Through Medicaid Redesign, Health Information Technology (HIT) projects were established in four high need areas (Monroe, Onondaga, Westchester, and Kings counties) to demonstrate the effectiveness of HIT to coordinate perinatal services, reduce costs by streamlining fragmented and redundant systems, increase on-time patient access to medical records, and improve quality of care. In 2017, one of the HIT projects (Westchester County) stepped down, as they were not able to meet the planned objectives. The HIT systems are designed to identify the medical, pregnancy, and psycho-social risks of pregnant women and make and track referrals to needed services. During development of the HIT systems, national guidance and state legal counsel addressed system issues related to confidentiality. In 2018, HIT systems went live for all three projects with full data collection in September 2018. Data extract templates were developed for the pilot projects to submit de-identified aggregate data on a quarterly basis to the Department. Based on gathered data extracts, analysis will be conducted and reported to the state and Medicaid Redesign Team, presenting the efficacy of the HIT projects in the targeted communities. During 2019, HIT projects were continuing to expand their provider enrollment within their network implementing sustainability plans.

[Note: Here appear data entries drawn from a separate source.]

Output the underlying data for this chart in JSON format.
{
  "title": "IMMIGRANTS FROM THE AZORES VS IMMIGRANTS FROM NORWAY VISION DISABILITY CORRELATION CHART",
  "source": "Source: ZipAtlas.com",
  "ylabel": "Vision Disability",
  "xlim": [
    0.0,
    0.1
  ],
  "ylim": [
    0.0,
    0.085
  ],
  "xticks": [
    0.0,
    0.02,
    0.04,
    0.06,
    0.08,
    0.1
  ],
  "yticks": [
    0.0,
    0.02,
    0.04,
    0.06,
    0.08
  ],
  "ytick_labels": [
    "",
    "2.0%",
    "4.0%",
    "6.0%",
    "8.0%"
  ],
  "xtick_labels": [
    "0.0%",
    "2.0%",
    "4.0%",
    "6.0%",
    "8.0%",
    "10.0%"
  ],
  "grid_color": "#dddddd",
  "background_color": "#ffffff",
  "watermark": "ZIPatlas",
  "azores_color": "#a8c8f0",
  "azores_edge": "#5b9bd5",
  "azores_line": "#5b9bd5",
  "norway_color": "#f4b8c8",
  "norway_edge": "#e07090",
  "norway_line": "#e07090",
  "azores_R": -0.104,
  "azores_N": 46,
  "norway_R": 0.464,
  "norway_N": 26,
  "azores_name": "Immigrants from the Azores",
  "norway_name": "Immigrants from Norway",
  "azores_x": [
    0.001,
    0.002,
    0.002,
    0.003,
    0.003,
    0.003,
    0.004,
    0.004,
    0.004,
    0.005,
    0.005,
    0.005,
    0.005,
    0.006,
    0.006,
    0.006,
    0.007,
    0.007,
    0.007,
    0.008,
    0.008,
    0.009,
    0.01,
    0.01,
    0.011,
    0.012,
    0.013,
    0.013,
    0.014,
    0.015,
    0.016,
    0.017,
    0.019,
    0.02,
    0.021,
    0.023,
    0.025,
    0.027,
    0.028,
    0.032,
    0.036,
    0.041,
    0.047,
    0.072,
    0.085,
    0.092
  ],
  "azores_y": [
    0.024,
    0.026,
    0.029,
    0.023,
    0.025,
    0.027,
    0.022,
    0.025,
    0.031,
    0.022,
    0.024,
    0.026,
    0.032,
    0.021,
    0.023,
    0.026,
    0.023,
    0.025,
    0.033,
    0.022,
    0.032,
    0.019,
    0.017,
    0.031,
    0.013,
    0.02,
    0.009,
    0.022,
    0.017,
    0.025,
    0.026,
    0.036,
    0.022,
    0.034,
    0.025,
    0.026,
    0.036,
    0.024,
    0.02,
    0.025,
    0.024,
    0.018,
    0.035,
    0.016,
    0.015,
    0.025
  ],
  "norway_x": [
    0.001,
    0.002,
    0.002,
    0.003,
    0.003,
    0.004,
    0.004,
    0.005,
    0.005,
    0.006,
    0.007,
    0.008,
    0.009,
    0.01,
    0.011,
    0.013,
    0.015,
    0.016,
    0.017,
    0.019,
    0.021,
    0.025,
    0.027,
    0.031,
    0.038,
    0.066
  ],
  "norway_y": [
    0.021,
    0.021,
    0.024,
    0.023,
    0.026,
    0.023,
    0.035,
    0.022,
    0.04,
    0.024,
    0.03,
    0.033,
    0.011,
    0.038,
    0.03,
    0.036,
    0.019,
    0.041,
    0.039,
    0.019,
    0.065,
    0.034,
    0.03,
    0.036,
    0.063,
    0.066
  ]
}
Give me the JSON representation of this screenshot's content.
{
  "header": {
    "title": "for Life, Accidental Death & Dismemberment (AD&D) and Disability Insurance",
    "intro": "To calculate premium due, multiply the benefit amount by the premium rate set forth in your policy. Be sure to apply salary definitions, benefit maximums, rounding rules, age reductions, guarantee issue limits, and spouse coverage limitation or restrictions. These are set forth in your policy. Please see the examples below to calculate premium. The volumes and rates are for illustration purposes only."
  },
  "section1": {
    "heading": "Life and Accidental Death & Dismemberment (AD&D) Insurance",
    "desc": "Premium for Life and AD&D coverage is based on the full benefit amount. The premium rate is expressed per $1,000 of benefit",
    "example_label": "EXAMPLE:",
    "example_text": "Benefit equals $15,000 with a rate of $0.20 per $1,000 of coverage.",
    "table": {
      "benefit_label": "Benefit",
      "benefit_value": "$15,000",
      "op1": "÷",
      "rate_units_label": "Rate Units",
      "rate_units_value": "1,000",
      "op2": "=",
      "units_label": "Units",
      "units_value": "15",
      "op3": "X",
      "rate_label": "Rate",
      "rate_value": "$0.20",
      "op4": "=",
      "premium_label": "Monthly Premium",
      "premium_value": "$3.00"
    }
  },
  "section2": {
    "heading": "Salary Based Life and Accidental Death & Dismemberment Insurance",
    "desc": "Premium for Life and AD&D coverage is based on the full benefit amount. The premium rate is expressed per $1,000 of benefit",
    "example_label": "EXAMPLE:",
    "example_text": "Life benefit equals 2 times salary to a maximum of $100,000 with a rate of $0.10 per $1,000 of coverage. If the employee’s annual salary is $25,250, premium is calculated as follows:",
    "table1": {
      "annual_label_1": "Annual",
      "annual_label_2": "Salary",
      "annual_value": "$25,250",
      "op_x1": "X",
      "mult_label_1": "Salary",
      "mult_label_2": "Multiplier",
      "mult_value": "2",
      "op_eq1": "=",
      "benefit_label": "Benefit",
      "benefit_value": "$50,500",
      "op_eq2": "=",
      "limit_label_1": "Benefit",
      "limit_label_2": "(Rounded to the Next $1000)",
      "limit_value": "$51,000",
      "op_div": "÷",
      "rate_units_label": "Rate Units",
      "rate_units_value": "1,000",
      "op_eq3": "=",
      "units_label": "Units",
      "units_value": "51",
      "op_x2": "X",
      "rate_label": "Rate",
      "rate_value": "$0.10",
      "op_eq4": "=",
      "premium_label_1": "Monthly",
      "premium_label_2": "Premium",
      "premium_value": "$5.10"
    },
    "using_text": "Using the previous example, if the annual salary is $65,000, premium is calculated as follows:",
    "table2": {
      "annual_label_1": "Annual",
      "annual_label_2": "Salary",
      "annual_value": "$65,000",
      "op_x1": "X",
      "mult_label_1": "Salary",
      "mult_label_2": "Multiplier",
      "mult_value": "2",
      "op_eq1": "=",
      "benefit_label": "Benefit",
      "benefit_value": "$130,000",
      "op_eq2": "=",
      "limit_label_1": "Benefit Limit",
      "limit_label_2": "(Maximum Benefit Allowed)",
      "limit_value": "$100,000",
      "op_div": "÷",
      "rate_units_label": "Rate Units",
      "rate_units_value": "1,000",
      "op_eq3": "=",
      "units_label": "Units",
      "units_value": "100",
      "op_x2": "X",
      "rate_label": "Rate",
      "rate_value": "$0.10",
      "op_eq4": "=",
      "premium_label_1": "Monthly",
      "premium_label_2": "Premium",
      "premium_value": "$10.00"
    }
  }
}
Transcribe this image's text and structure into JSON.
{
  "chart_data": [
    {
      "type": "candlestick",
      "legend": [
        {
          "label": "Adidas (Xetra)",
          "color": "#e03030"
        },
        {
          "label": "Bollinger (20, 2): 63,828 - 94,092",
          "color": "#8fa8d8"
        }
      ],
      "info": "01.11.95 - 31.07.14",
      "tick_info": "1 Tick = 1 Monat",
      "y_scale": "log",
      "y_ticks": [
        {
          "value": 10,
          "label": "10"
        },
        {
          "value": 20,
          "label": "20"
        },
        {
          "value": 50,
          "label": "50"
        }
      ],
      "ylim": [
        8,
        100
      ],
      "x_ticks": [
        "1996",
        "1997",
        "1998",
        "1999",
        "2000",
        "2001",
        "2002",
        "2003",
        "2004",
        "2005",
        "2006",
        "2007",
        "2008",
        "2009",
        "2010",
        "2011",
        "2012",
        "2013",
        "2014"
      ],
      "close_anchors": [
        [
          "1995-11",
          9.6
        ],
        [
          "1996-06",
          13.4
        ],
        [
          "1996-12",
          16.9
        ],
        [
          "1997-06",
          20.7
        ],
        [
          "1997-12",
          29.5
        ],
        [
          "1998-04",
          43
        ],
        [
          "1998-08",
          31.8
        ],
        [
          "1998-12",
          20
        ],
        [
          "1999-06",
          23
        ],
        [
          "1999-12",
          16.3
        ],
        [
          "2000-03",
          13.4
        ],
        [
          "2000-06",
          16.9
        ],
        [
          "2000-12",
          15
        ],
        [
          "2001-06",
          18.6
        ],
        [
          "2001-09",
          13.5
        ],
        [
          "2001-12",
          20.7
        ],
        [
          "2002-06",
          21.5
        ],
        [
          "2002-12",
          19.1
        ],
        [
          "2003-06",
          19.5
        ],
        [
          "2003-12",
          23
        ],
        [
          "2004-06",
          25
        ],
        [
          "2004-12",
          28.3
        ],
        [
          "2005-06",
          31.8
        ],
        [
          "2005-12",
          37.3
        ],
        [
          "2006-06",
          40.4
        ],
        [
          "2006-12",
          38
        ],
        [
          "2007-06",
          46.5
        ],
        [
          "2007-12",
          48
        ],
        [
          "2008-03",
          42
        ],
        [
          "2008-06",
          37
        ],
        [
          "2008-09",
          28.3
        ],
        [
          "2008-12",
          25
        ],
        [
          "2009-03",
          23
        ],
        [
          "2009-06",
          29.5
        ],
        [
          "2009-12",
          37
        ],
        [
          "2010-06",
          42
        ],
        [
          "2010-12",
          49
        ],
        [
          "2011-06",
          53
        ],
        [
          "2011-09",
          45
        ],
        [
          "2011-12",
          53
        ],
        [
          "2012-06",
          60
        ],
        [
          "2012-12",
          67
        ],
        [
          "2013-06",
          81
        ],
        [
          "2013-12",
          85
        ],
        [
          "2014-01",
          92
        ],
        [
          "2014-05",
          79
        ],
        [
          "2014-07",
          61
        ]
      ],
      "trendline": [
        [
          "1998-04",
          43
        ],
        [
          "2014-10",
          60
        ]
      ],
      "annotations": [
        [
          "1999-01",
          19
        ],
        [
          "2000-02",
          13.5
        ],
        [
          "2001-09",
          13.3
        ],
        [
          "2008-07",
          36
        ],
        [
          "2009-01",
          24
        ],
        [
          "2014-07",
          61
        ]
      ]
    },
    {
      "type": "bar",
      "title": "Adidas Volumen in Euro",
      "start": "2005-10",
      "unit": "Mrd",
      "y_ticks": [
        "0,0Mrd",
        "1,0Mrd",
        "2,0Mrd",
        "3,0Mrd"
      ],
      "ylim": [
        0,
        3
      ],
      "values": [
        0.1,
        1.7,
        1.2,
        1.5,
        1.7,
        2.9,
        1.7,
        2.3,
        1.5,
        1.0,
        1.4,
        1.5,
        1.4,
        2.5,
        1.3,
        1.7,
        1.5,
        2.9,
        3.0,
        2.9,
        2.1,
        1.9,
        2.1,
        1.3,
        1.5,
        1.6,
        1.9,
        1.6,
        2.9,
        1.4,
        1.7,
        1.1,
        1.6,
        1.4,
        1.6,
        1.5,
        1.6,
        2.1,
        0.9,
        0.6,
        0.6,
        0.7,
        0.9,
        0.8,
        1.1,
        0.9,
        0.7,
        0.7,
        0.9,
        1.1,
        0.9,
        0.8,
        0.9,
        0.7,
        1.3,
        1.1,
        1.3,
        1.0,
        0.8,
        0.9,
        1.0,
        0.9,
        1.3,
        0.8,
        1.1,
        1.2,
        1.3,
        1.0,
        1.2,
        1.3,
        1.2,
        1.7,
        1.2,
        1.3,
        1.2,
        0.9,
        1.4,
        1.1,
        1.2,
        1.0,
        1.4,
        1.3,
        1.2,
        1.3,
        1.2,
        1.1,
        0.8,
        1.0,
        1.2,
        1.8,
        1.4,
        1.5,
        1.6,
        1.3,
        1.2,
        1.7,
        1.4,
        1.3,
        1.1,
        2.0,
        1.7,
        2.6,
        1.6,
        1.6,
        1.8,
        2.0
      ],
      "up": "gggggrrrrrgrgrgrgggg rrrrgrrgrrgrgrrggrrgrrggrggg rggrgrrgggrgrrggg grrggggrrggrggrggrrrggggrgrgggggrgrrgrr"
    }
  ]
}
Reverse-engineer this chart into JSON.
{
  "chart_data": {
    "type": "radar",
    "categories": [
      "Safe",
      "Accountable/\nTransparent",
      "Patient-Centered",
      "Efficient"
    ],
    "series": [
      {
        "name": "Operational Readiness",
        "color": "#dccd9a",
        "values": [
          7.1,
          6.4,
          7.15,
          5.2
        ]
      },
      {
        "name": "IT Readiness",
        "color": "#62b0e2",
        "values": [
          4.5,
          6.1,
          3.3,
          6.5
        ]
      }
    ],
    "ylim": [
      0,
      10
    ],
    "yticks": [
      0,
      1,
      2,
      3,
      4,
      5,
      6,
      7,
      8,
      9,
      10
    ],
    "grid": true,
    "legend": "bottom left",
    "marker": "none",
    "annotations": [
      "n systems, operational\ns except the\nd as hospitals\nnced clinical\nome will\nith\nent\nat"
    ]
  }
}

The NYS Title V program remains ready to address any public health issue impacting the maternal and child health population including new and emerging public health priorities such as the opioid epidemic and maternal depression. The Maternal and Women's Health annual report and application sections include information related to The NYS Title V program’s role in the opioid epidemic and maternal depression.